Il y a une décennie, quasiment jour pour jour, l’Etat français autorisait l’American General Electric à acquérir la division énergie d’Alstom, une prestigieuse entreprise industrielle française. Récemment, face à la vente de la division santé pour le grand public de Sanofi à l’entreprise américaine CD&R, une question s’impose : Qu’avons-nous retenu de ces expériences ?
Il est logique que les investisseurs étrangers cherchent à avantager leurs actionnaires. C’est pourquoi les promesses d’emploi ne sont pas respectées, car il est plus judicieux pour une entreprise globale de délocaliser sa production vers des pays où les coûts sont plus bas. Par exemple, General Electrics avait promis la création de 1 000 postes, mais cinq ans plus tard, les syndicats ont constaté la suppression de 3 000 emplois.
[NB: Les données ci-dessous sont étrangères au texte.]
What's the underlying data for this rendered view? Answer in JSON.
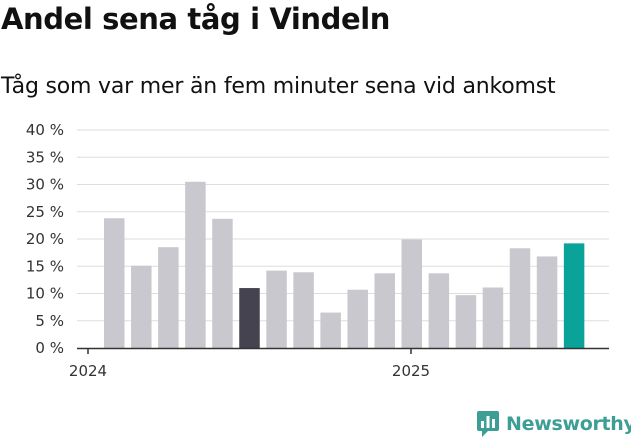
{
  "header": {
    "title": "Andel sena tåg i Vindeln",
    "subtitle": "Tåg som var mer än fem minuter sena vid ankomst"
  },
  "logo": {
    "text": "Newsworthy",
    "icon": "bar-chart-badge-icon",
    "color": "#3d9e96"
  },
  "colors": {
    "bar": "#c9c8ce",
    "highlight_dark": "#44434f",
    "highlight_latest": "#0aa39a",
    "grid": "#dddddd",
    "axis": "#333333"
  },
  "chart_data": {
    "type": "bar",
    "title": "Andel sena tåg i Vindeln",
    "subtitle": "Tåg som var mer än fem minuter sena vid ankomst",
    "xlabel": "",
    "ylabel": "",
    "ylim": [
      0,
      40
    ],
    "yticks": [
      0,
      5,
      10,
      15,
      20,
      25,
      30,
      35,
      40
    ],
    "ytick_labels": [
      "0 %",
      "5 %",
      "10 %",
      "15 %",
      "20 %",
      "25 %",
      "30 %",
      "35 %",
      "40 %"
    ],
    "xtick_labels": [
      "2024",
      "2025"
    ],
    "grid": true,
    "categories": [
      "2024-01",
      "2024-02",
      "2024-03",
      "2024-04",
      "2024-05",
      "2024-06",
      "2024-07",
      "2024-08",
      "2024-09",
      "2024-10",
      "2024-11",
      "2024-12",
      "2025-01",
      "2025-02",
      "2025-03",
      "2025-04",
      "2025-05",
      "2025-06"
    ],
    "values": [
      23.8,
      15.1,
      18.5,
      30.5,
      23.7,
      11.0,
      14.2,
      13.9,
      6.5,
      10.7,
      13.7,
      19.9,
      13.7,
      9.7,
      11.1,
      18.3,
      16.8,
      19.2
    ],
    "highlight": {
      "2024-06": "highlight_dark",
      "2025-06": "highlight_latest"
    }
  }
}
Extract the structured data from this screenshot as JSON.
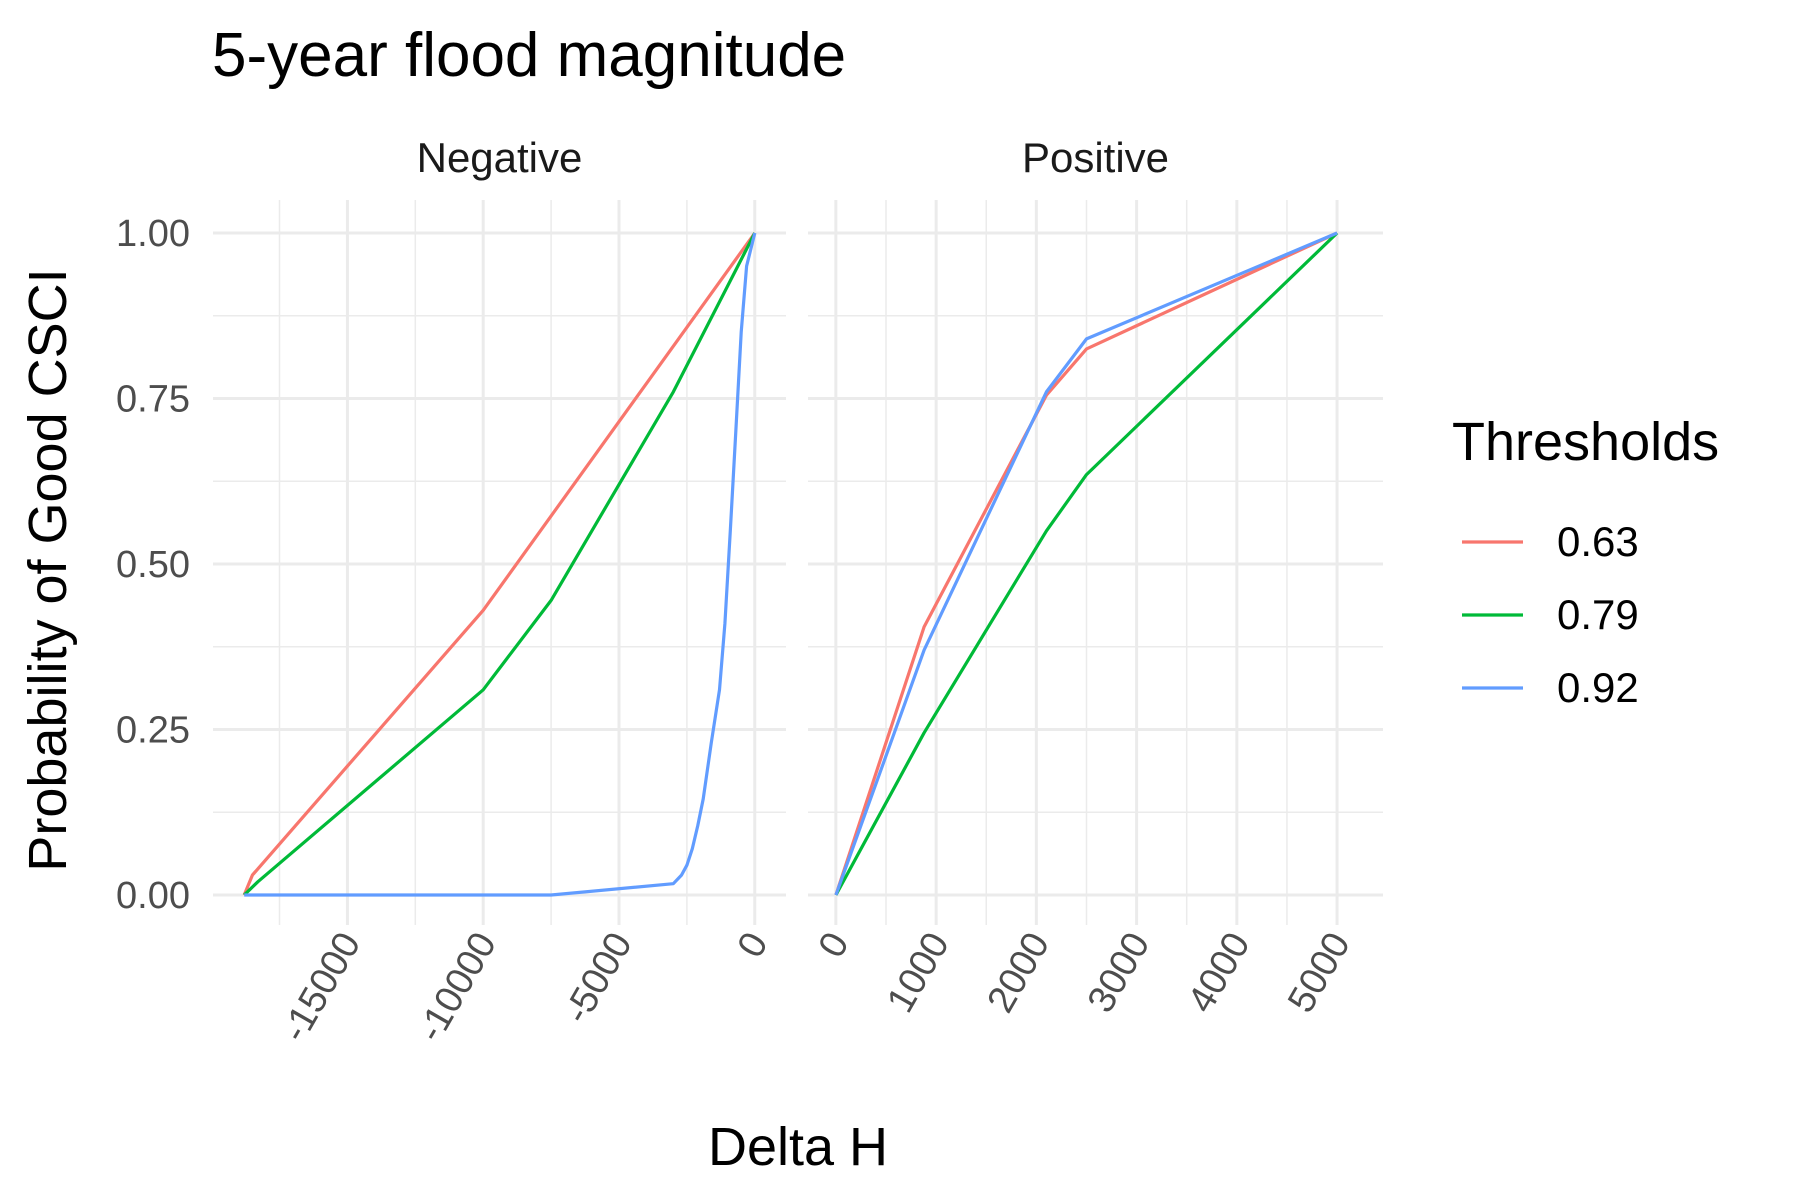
{
  "chart_data": {
    "type": "line",
    "title": "5-year flood magnitude",
    "xlabel": "Delta H",
    "ylabel": "Probability of Good CSCI",
    "ylim": [
      0,
      1
    ],
    "yticks": [
      "0.00",
      "0.25",
      "0.50",
      "0.75",
      "1.00"
    ],
    "ytick_values": [
      0,
      0.25,
      0.5,
      0.75,
      1.0
    ],
    "grid": true,
    "legend": {
      "title": "Thresholds",
      "position": "right",
      "entries": [
        {
          "label": "0.63",
          "color": "#F8766D"
        },
        {
          "label": "0.79",
          "color": "#00BA38"
        },
        {
          "label": "0.92",
          "color": "#619CFF"
        }
      ]
    },
    "panels": [
      {
        "name": "Negative",
        "xlim": [
          -19000,
          200
        ],
        "xticks": [
          "-15000",
          "-10000",
          "-5000",
          "0"
        ],
        "xtick_values": [
          -15000,
          -10000,
          -5000,
          0
        ],
        "series": [
          {
            "name": "0.63",
            "color": "#F8766D",
            "x": [
              -18800,
              -18500,
              -10000,
              0
            ],
            "y": [
              0.0,
              0.03,
              0.43,
              1.0
            ]
          },
          {
            "name": "0.79",
            "color": "#00BA38",
            "x": [
              -18800,
              -18300,
              -10000,
              -7500,
              -3000,
              0
            ],
            "y": [
              0.0,
              0.02,
              0.31,
              0.445,
              0.76,
              1.0
            ]
          },
          {
            "name": "0.92",
            "color": "#619CFF",
            "x": [
              -18800,
              -7500,
              -3000,
              -2700,
              -2500,
              -2300,
              -2100,
              -1900,
              -1600,
              -1300,
              -1100,
              -900,
              -700,
              -500,
              -300,
              0
            ],
            "y": [
              0.0,
              0.0,
              0.017,
              0.03,
              0.045,
              0.07,
              0.105,
              0.145,
              0.23,
              0.31,
              0.41,
              0.55,
              0.7,
              0.85,
              0.95,
              1.0
            ]
          }
        ]
      },
      {
        "name": "Positive",
        "xlim": [
          -20,
          5200
        ],
        "xticks": [
          "0",
          "1000",
          "2000",
          "3000",
          "4000",
          "5000"
        ],
        "xtick_values": [
          0,
          1000,
          2000,
          3000,
          4000,
          5000
        ],
        "series": [
          {
            "name": "0.63",
            "color": "#F8766D",
            "x": [
              0,
              880,
              2100,
              2500,
              5000
            ],
            "y": [
              0.0,
              0.405,
              0.755,
              0.825,
              1.0
            ]
          },
          {
            "name": "0.79",
            "color": "#00BA38",
            "x": [
              0,
              880,
              2100,
              2500,
              5000
            ],
            "y": [
              0.0,
              0.245,
              0.55,
              0.635,
              1.0
            ]
          },
          {
            "name": "0.92",
            "color": "#619CFF",
            "x": [
              0,
              880,
              2100,
              2500,
              5000
            ],
            "y": [
              0.0,
              0.37,
              0.76,
              0.84,
              1.0
            ]
          }
        ]
      }
    ]
  }
}
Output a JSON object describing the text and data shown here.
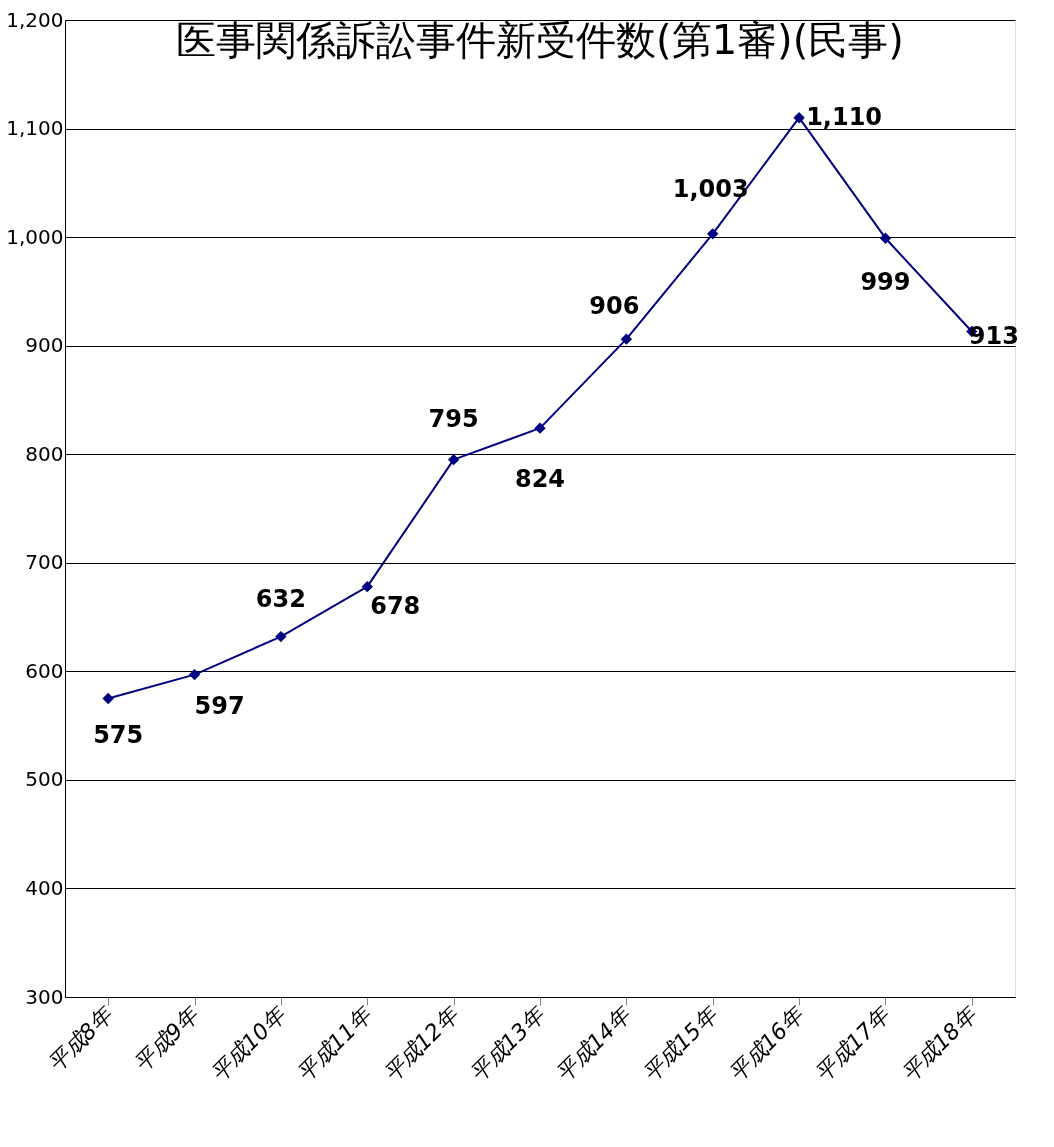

Nous avons également constaté que les sous-traitants sont plus pressurisés qu’avant la vente. Ces rachats permettent également diverses stratégies d’optimisation fiscale, incluant l’exploitation des « prix de transfert » et « l’intégration fiscale », au détriment de la France. Il est difficile de respecter les commitments pour défendre les intérêts nationaux. Même EDF a dû se conformer aux nouvelles conditions de ses contrats de maintenance, malgré des garanties. Neuf ans après, la France a été contrainte de racheter les turbines Arabelle – mais à un prix élevé et sous la surveillance partielle de l’administration américaine pour les exportations.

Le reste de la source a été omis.